06:36 The .margin property specifies the spacing around the widget. 4, 4 means four lines above and below, and four characters to the left and right of the widget.

06:46 Again, the layout could make it bigger than this, so once more, it’s a minimum. Similar to the styling for the Static widget, here I style the label, this time making the background color dark green and using a double-lined border in red.

07:02 When you press a key on your keyboard, Textual fires the key event. You can override the default on_key method to do what you like with those key presses.

07:11 Here I’m using a pattern matching block to react to the key property on the event object passed into the handler. If you haven’t seen these before, they were introduced in Python 3.10 and they serve a similar purpose to if-else blocks.
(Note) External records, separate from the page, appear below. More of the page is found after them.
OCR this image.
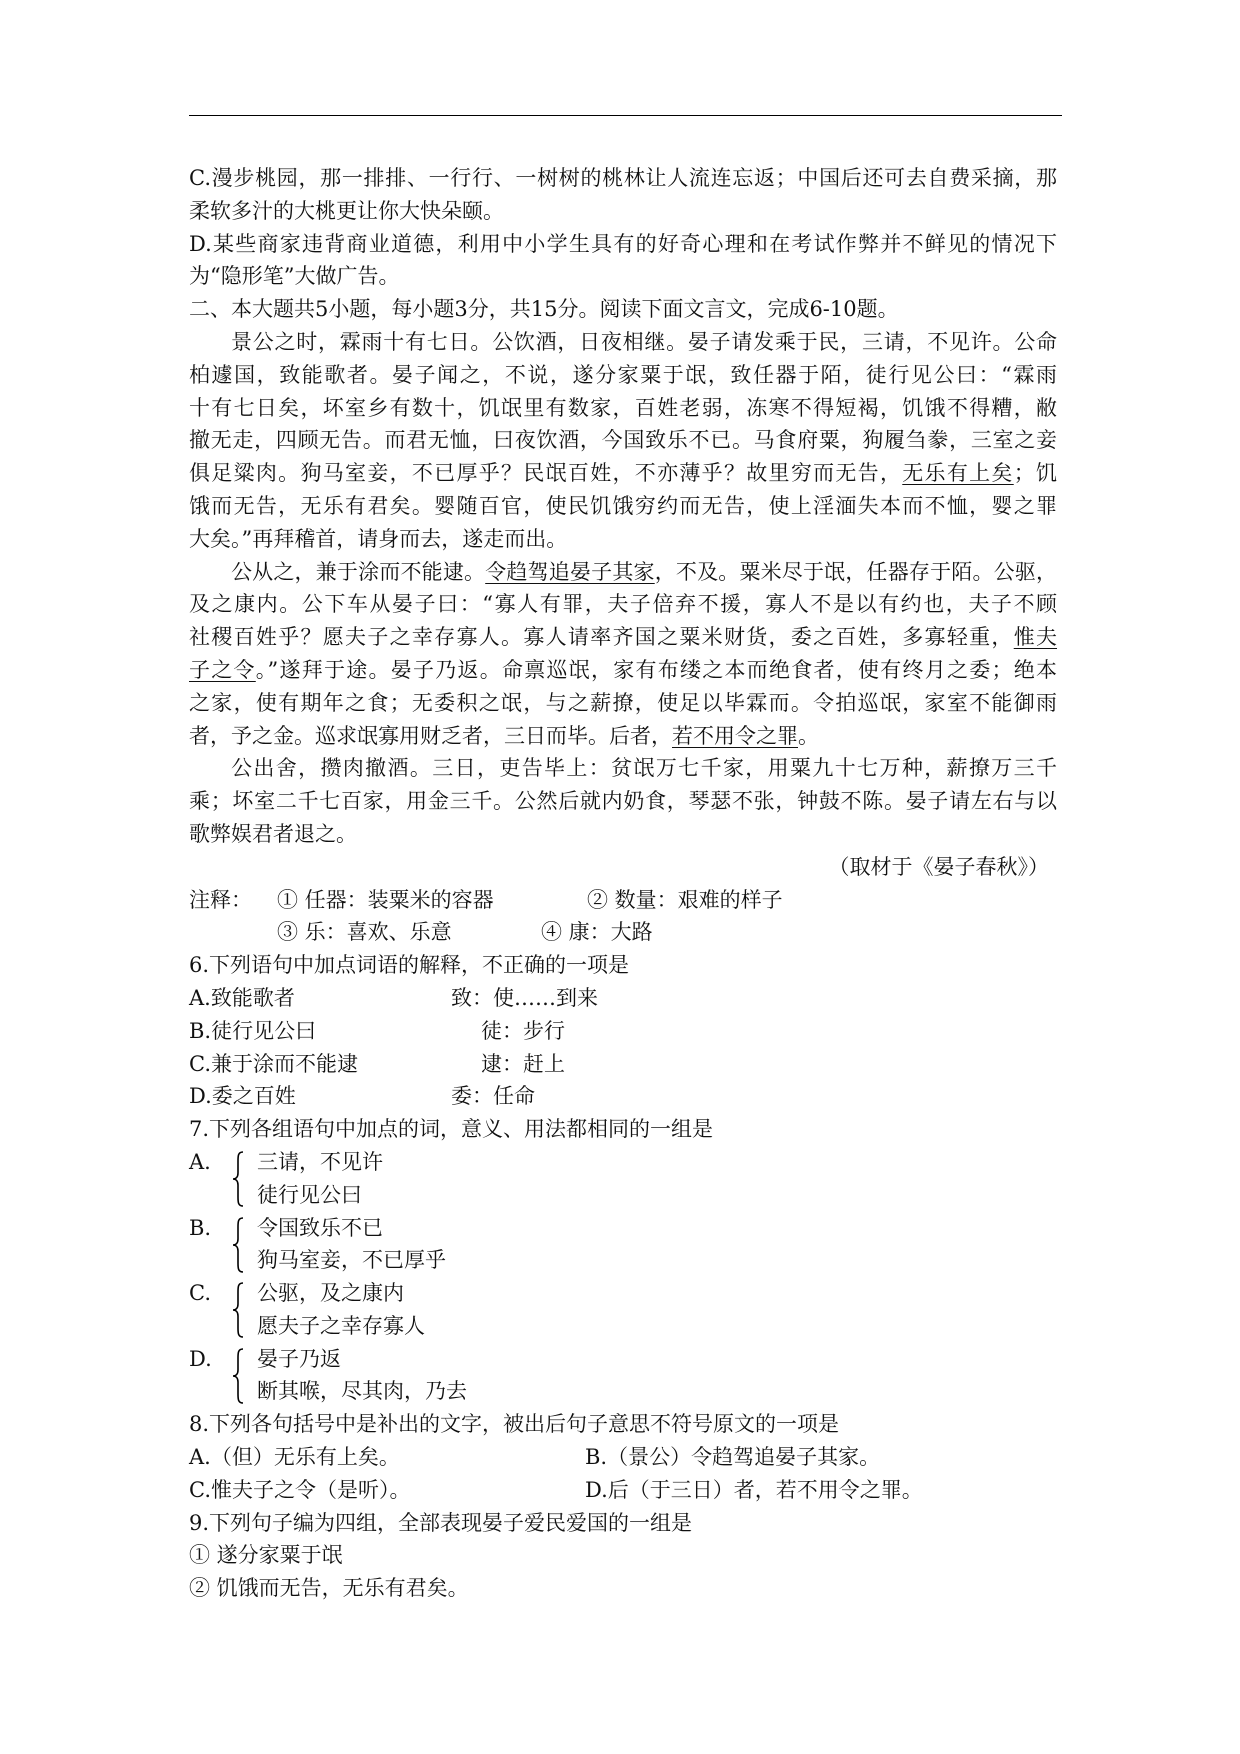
C.漫步桃园，那一排排、一行行、一树树的桃林让人流连忘返；中国后还可去自费采摘，那
柔软多汁的大桃更让你大快朵颐。
D.某些商家违背商业道德，利用中小学生具有的好奇心理和在考试作弊并不鲜见的情况下
为“隐形笔”大做广告。
二、本大题共5小题，每小题3分，共15分。阅读下面文言文，完成6-10题。
景公之时，霖雨十有七日。公饮酒，日夜相继。晏子请发乘于民，三请，不见许。公命
柏遽国，致能歌者。晏子闻之，不说，遂分家粟于氓，致任器于陌，徒行见公曰：“霖雨
十有七日矣，坏室乡有数十，饥氓里有数家，百姓老弱，冻寒不得短褐，饥饿不得糟，敝
撤无走，四顾无告。而君无恤，曰夜饮酒，今国致乐不已。马食府粟，狗履刍豢，三室之妾
俱足粱肉。狗马室妾，不已厚乎？民氓百姓，不亦薄乎？故里穷而无告，无乐有上矣；饥
饿而无告，无乐有君矣。婴随百官，使民饥饿穷约而无告，使上淫湎失本而不恤，婴之罪
大矣。”再拜稽首，请身而去，遂走而出。
公从之，兼于涂而不能逮。令趋驾追晏子其家，不及。粟米尽于氓，任器存于陌。公驱，
及之康内。公下车从晏子曰：“寡人有罪，夫子倍弃不援，寡人不是以有约也，夫子不顾
社稷百姓乎？愿夫子之幸存寡人。寡人请率齐国之粟米财货，委之百姓，多寡轻重，惟夫
子之令。”遂拜于途。晏子乃返。命禀巡氓，家有布缕之本而绝食者，使有终月之委；绝本
之家，使有期年之食；无委积之氓，与之薪撩，使足以毕霖而。令拍巡氓，家室不能御雨
者，予之金。巡求氓寡用财乏者，三日而毕。后者，若不用令之罪。
公出舍，攒肉撤酒。三日，吏告毕上：贫氓万七千家，用粟九十七万种，薪撩万三千
乘；坏室二千七百家，用金三千。公然后就内奶食，琴瑟不张，钟鼓不陈。晏子请左右与以
歌弊娱君者退之。
（取材于《晏子春秋》）
注释： ① 任器：装粟米的容器	② 数量：艰难的样子
③ 乐：喜欢、乐意	④ 康：大路
6.下列语句中加点词语的解释，不正确的一项是
A.致能歌者	致：使……到来
B.徒行见公曰	徒：步行
C.兼于涂而不能逮	逮：赶上
D.委之百姓	委：任命
7.下列各组语句中加点的词，意义、用法都相同的一组是
A. 三请，不见许
徒行见公曰
B. 令国致乐不已
狗马室妾，不已厚乎
C. 公驱，及之康内
愿夫子之幸存寡人
D. 晏子乃返
断其喉，尽其肉，乃去
8.下列各句括号中是补出的文字，被出后句子意思不符号原文的一项是
A.（但）无乐有上矣。	B.（景公）令趋驾追晏子其家。
C.惟夫子之令（是听）。	D.后（于三日）者，若不用令之罪。
9.下列句子编为四组，全部表现晏子爱民爱国的一组是
① 遂分家粟于氓
② 饥饿而无告，无乐有君矣。
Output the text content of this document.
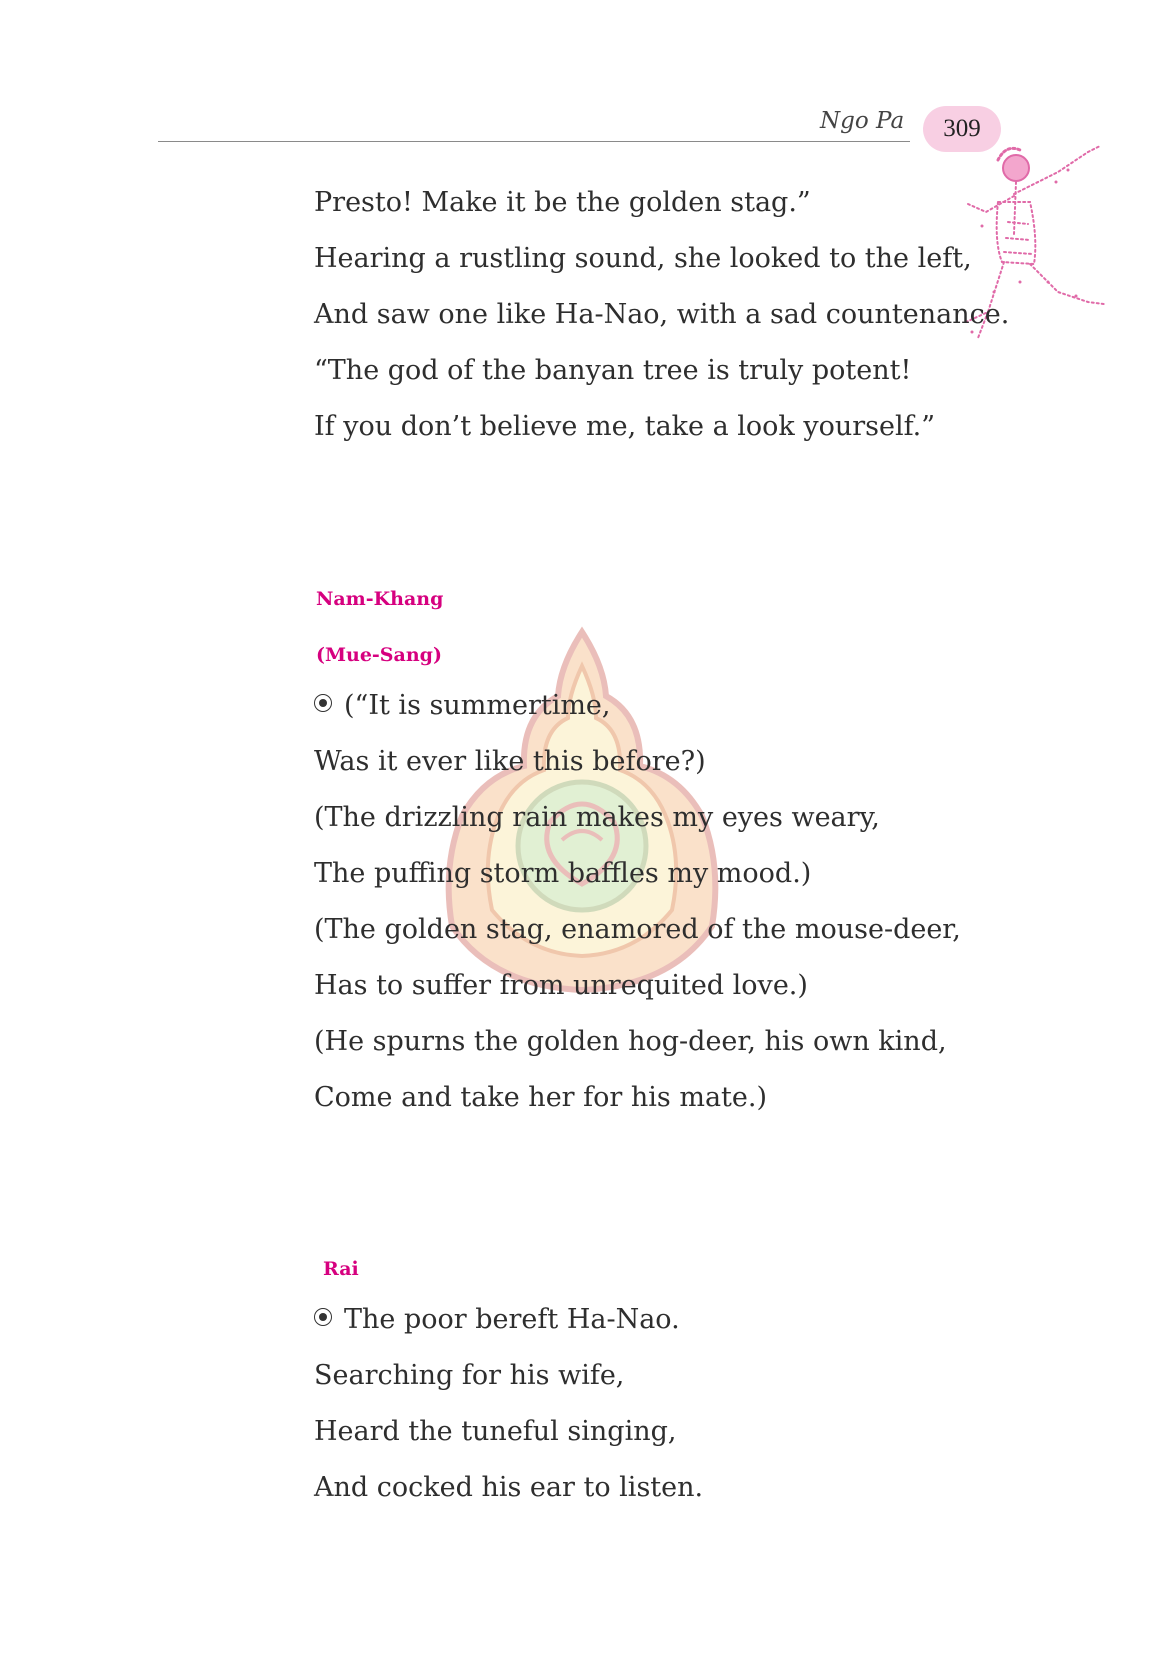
Ngo Pa 309
Presto! Make it be the golden stag.”
Hearing a rustling sound, she looked to the left,
And saw one like Ha-Nao, with a sad countenance.
“The god of the banyan tree is truly potent!
If you don’t believe me, take a look yourself.”
Nam-Khang
(Mue-Sang)
(“It is summertime,
Was it ever like this before?)
(The drizzling rain makes my eyes weary,
The puffing storm baffles my mood.)
(The golden stag, enamored of the mouse-deer,
Has to suffer from unrequited love.)
(He spurns the golden hog-deer, his own kind,
Come and take her for his mate.)
Rai
The poor bereft Ha-Nao.
Searching for his wife,
Heard the tuneful singing,
And cocked his ear to listen.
07:26 The argument to the match statement serves as a value to look for, then the case statement works like an if-equals statement. If the value inside of event.key is q, then this case runs and so the exit() function will get called.

07:41 In the previous lesson, I mentioned, I don’t really like Ctrl-Q to quit, and so now I’ve got it set so pressing q will be enough.

07:49 Below this method, I’ve instantiated the app and called its ,run(), just like before. Let’s try this out.

08:01 And here you have the app. Static widgets fill the container, which in this case is most of the screen. It’s actually all of the screen, but the margin property of the widget is keeping a four character boundary all around it.

08:14 The Label widget, by default, is only the size of its contents. Of course, the padding within it and the border property affect its size, but it doesn’t get any bigger than that.

08:24 It also has a margin around it, which is why it’s offset.

08:28 And since I added the key event handler, I can press q to quit. Next up, more on styling and how to use CSS to control your app’s appearance.